En dépit de l’opacité, il y a de bonnes raisons de croire que les sommes d’impôt payées effectivement par les multinationales sont minimes. Les rares estimations, forcément partielles, évoquent des taux moyens d’imposition allant « au mieux » jusqu’à 9,6 %[2], bien en deçà du taux statutaire fédéral-provincial moyen établi à 26,6 %.

Pour lutter contre cette tendance à la moins-disance fiscale, le gouvernement canadien place depuis 2019 ses espoirs dans la loi dite de l’« impôt minimum mondial ». Cette mesure phare de la réforme de la fiscalité internationale de l’OCDE, entrée en vigueur au Canada en juin 2024, promet de mettre fin à la concurrence fiscale entre les États en instaurant un seuil d’imposition minimale de 15 % pour toutes les multinationales réalisant un chiffre d’affaires annuel de plus de 750 millions d’euros.

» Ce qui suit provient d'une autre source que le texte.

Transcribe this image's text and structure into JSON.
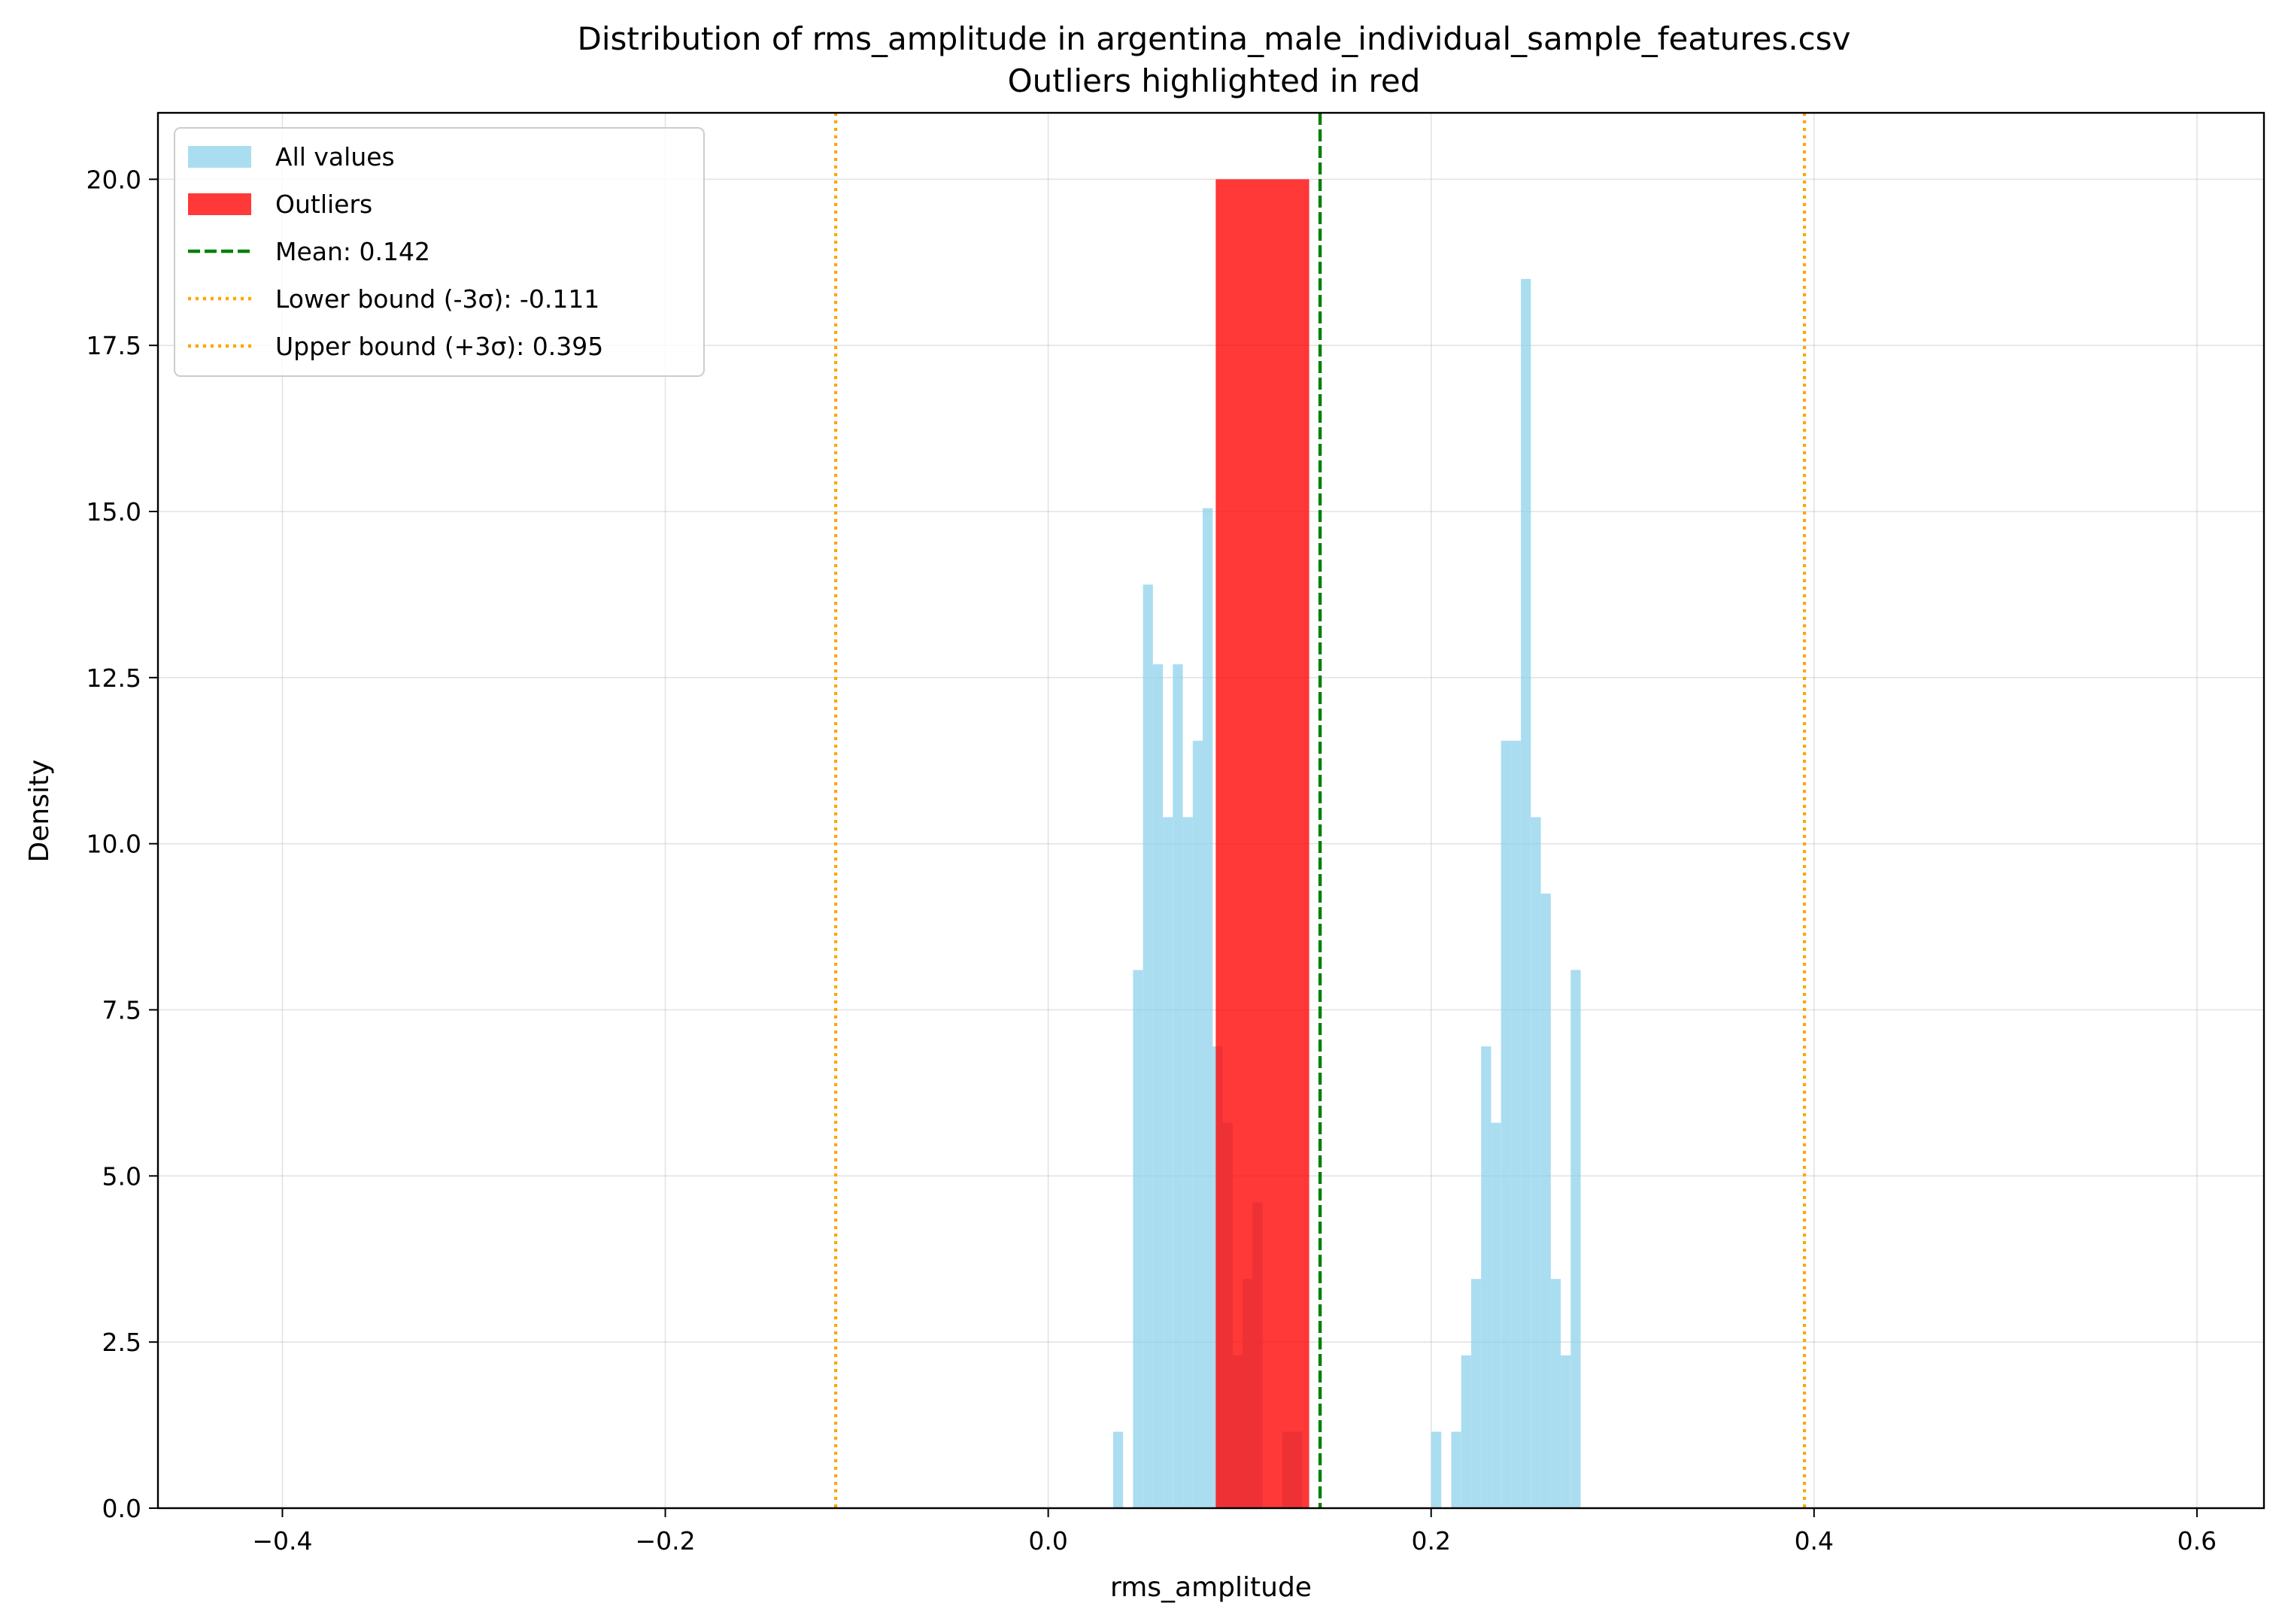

À bien y regarder, cette promesse semble plutôt relever de l’illusion. L’impôt minimum mondial ne dispose pas des armes législatives pour mener son projet à bien. Non seulement prévoit-il des provisions exemptant certains types de revenu de l’assujettissement au taux minimum, mais il contribue également à normaliser la pratique d’un taux d’imposition artificiellement bas. Pourquoi en effet payer le taux prévu par la loi fiscale lorsque le taux minimum est fixé à seulement 15 % ?

Un sérieux coup de barre est nécessaire pour éviter d’accentuer la tendance en vigueur, conséquence de la stratégie actuelle du gouvernement canadien. Depuis des années, le collectif Échec aux paradis fiscaux réclame une cible du taux effectif d’imposition des multinationales fixé à 25 %, ce qui rapprocherait le Canada de la moyenne des États de l’OCDE. L’évitement fiscal des grandes sociétés s’élève annuellement à 12,7 milliards de dollars, soit plus de 3 % des dépenses canadiennes totales en santé.

Un engagement ferme du Canada en faveur d’un taux effectif à 25 % représenterait un premier pas en vue de la pérennisation des assises fiscales de notre modèle social[3]. En ces temps tumultueux, nous appelons les candidats à faire preuve de courage et à exiger que les multinationales paient leur juste part au Trésor public.


[1] Tax Justice Network, “Justice fiscale : État des lieux 2024”, 2024, p. 34. En ligne : https://taxjustice.net/wp-content/uploads/2024/11/State-of-Tax-Justice-2024-French-Tax-Justice-Network.pdf ..

[2] Anis Maaloul, “L’adoption de la déclaration pays par pays (DPP) du projet BEPS a-t-elle affecté l’évitement fiscal des multinationales ? Cas des multinationales canadiennes”, 2023, Cahier de recherche 2023-03, Université de Sherbrooke, Chaire de recherche en fiscalité et en finances publiques, p. 17-19.